Instantons and Merons in Matrix Models

TL;DR

This paper explores the decomposition of matrix model partition functions into elementary components, revealing a unifying structure akin to M-theory that connects different models and dualities through algebraic and geometric frameworks.

Contribution

It introduces a novel decomposition of matrix model partition functions into universal constituents, linking algebraic representation theory with spectral curve geometry, and unifying various models within a M-theory-like framework.

Findings

Decomposition formulas relate matrix models to spectral curve algebras.
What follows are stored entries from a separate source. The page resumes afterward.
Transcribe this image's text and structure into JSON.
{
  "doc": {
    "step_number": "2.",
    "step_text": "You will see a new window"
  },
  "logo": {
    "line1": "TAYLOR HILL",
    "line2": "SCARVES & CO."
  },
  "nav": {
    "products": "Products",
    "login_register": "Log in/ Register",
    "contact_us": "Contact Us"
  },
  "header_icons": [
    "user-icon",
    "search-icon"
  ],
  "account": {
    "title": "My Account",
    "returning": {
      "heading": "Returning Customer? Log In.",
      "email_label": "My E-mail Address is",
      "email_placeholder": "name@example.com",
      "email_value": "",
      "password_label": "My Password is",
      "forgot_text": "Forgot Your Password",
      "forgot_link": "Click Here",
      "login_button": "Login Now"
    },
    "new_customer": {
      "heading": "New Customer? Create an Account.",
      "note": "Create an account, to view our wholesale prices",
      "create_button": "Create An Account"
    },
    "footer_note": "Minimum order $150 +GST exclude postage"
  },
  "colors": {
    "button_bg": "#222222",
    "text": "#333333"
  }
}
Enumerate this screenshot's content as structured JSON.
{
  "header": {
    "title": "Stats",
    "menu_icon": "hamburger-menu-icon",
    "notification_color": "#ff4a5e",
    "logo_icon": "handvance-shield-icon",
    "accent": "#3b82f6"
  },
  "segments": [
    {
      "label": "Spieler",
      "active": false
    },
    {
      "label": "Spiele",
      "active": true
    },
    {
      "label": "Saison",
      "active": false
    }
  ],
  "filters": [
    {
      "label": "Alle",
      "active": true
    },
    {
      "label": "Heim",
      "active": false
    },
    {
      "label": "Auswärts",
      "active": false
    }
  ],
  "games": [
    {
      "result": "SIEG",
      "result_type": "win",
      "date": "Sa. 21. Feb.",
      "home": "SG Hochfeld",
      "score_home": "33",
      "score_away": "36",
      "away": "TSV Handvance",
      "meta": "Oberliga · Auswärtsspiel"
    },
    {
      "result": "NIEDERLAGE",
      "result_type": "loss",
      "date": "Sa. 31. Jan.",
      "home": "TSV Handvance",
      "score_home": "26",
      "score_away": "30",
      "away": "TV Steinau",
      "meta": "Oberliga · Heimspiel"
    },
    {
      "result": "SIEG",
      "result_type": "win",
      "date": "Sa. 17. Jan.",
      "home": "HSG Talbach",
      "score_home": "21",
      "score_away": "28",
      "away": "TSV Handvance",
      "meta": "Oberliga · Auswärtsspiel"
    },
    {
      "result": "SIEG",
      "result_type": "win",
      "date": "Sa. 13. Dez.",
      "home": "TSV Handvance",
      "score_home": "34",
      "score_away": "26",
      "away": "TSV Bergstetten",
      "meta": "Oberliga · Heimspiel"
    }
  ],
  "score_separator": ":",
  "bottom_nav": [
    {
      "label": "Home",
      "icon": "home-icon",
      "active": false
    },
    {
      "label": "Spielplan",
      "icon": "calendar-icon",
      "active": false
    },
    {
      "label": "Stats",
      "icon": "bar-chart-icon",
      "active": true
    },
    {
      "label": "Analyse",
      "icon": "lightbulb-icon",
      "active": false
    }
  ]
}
Partition functions interpolate between Gaussian and Kontsevich models.

Framework encodes dualities and unifies different matrix models.

Abstract

Various branches of matrix model partition function can be represented as intertwined products of universal elementary constituents: Gaussian partition functions Z_G and Kontsevich tau-functions Z_K. In physical terms, this decomposition is the matrix-model version of multi-instanton and multi-meron configurations in Yang-Mills theories. Technically, decomposition formulas are related to representation theory of algebras of Krichever-Novikov type on families of spectral curves with additional Seiberg-Witten structure. Representations of these algebras are encoded in terms of "the global partition functions". They interpolate between Z_G and Z_K associated with different singularities on spectral Riemann surfaces. This construction is nothing but M-theory-like unification of various matrix models with explicit and representative realization of dualities.